Et les besoins sont loin d'être identiques d'un patient à l'autre. « Traiter un patient qui a une sclérose en plaques versus un enfant qui vient de faire un AVC, ce n'est pas du tout la même chose », fait savoir le Dr Emmanuelle Chaléat, médecin de médecine physique et réadaptation, dont c'est la spécialité. Une étude française de 2023, menée au Service de neurologie et pathologie du mouvement à l'hôpital Roger-Salengro de Lille et portant sur les pratiques de 100 neurologues ayant répondu à un questionnaire national, souligne notamment le recours majoritaire au « guidage électrophysiologique ou échographique » et le besoin de formation autour de ces injections. Elle estime qu'environ dix nouveaux neurologues débutent chaque année dans cette activité.
Quatre à six mois d'attente : un délai qui fait mal
Dans certains territoires, les délais rapportés par les patients peuvent atteindre quatre à six mois. Une attente particulièrement problématique lorsque l'effet de la précédente injection s'est dissipé. « Quand je suis en fin de toxine, je suis obligée de prendre des antalgiques de palier 3, des morphiniques par exemple », témoigne Guillaume Benhamou. La difficulté est donc aussi celle d'un système de soins qui peine à faire coïncider une thérapeutique efficace avec les ressources humaines nécessaires à sa réalisation.
Cette tension n'est pas nouvelle.
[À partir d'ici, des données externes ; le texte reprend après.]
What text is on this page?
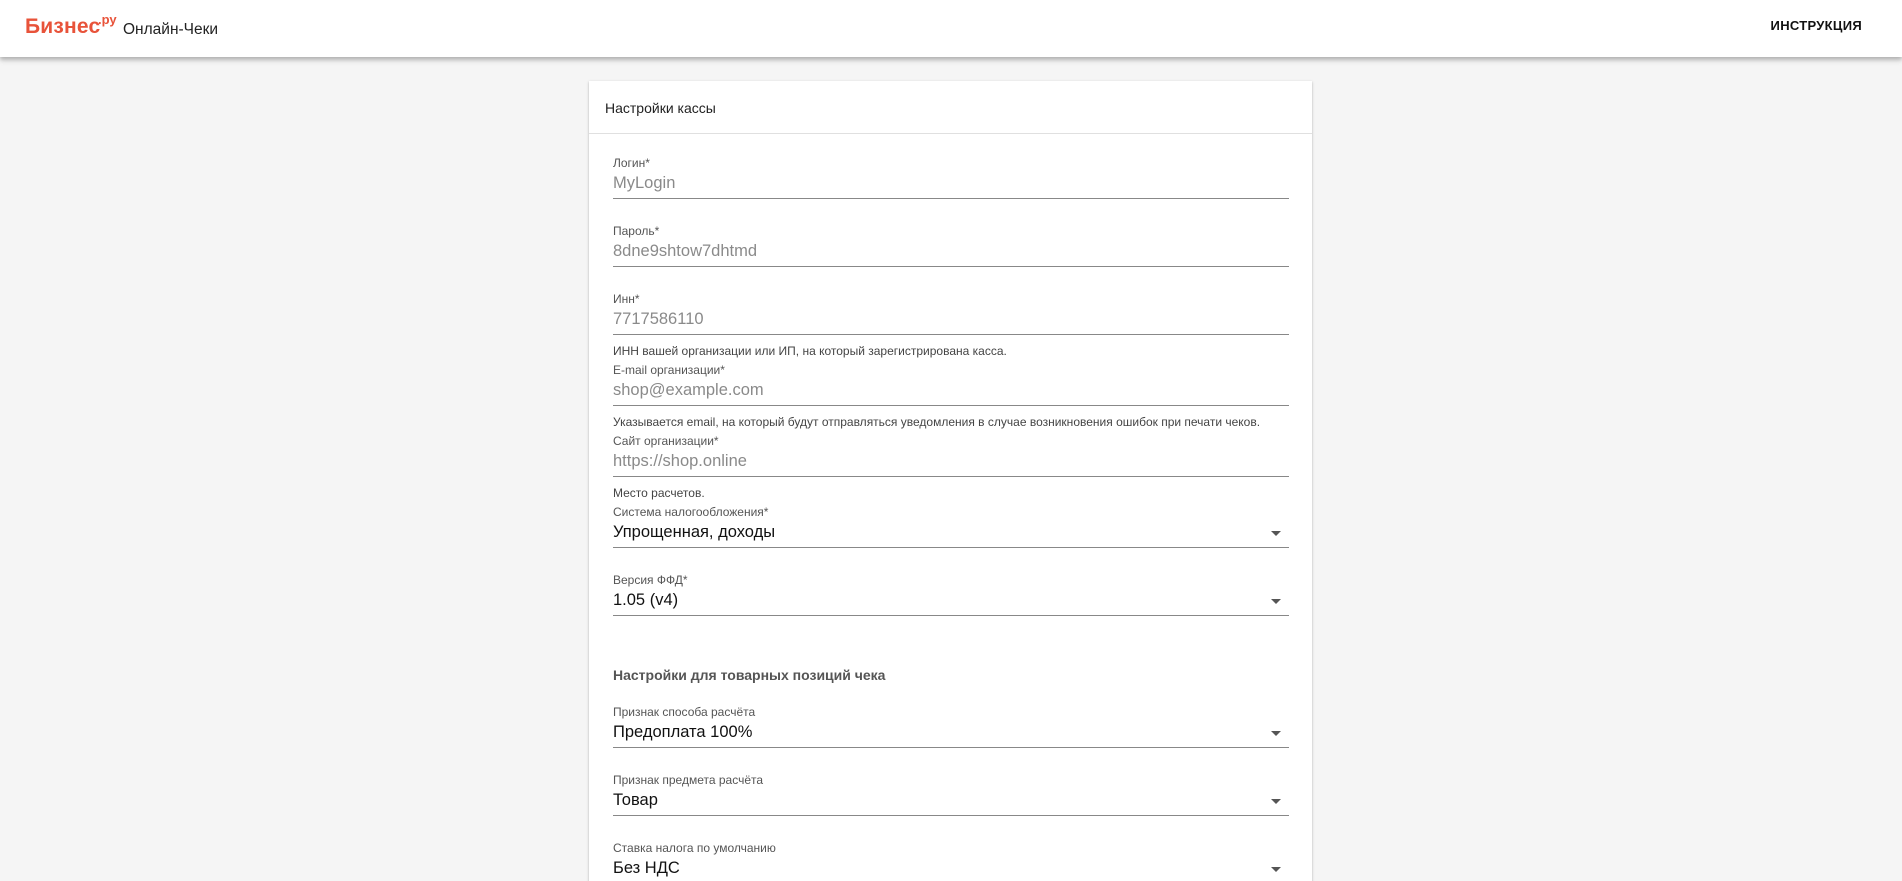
Бизнес
.ру
Онлайн-Чеки	ИНСТРУКЦИЯ
Настройки кассы
Логин*
MyLogin
Пароль*
8dne9shtow7dhtmd
Инн*
7717586110
ИНН вашей организации или ИП, на который зарегистрирована касса.
E-mail организации*
shop@example.com
Указывается email, на который будут отправляться уведомления в случае возникновения ошибок при печати чеков.
Сайт организации*
https://shop.online
Место расчетов.
Система налогообложения*
Упрощенная, доходы
Версия ФФД*
1.05 (v4)
Настройки для товарных позиций чека
Признак способа расчёта
Предоплата 100%
Признак предмета расчёта
Товар
Ставка налога по умолчанию
Без НДС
Dès 2017, le Syndicat français de médecine physique et de réadaptation alertait sur le financement insuffisant des injections de toxine botulique dans la prise en charge des patients spastiques, évaluant à 528 euros en moyenne par séance les coûts de prise en charge et indiquant qu'environ 60 % des injections pour la spasticité des membres étaient alors réalisées en médecine-chirurgie-obstétrique. « Tous les éléments de réflexion, d'évaluation, de suivi du traitement sont moins bien valorisés », estime Emmanuelle Chaléat. D'où une piste : mieux rémunérer non seulement l'injection, mais le parcours de soins, avec des centres experts régionaux capables d'évaluer les situations complexes et un maillage de proximité pour les injections de suivi.
Former davantage pour éviter que la douleur ne redevienne la norme
Le sujet est aussi celui de la formation. Plus de médecins injecteurs, mieux formés et mieux répartis sur le territoire : c'est la demande formulée par les professionnels et les patients. « L'idée la plus simple, ce serait de former davantage de médecins et de mieux les rémunérer pour les injections », suggère Gaëlle Drewnowski. Une réflexion qui pourrait commencer dès l'internat, notamment en médecine physique et de réadaptation.
Un point de vigilance toutefois : contrairement à une idée parfois avancée, il n'existe pas de décret général formulant littéralement une « interdiction pour les médecins généralistes » d'injecter de la toxine botulique dans la spasticité. En revanche, les conditions d'utilisation des médicaments à base de toxine botulique, leurs indications et leurs RCP encadrent strictement leur prescription et leur administration. Pour certaines indications, le résumé des caractéristiques du produit (RCP) prévoit que l'injection soit réalisée par un médecin spécialiste expérimenté. À ne pas confondre avec la médecine esthétique, dont les conditions d'exercice sont spécifiques et plus strictement encadrées.
Pour les personnes concernées, la question reste pourtant très concrète : combien de temps faudra-t-il attendre avant de pouvoir à nouveau marcher, transférer son corps, utiliser sa main… ou simplement ne plus avoir mal ? Derrière les délais de rendez-vous, c'est bien l'autonomie de patients déjà fragilisés qui se joue.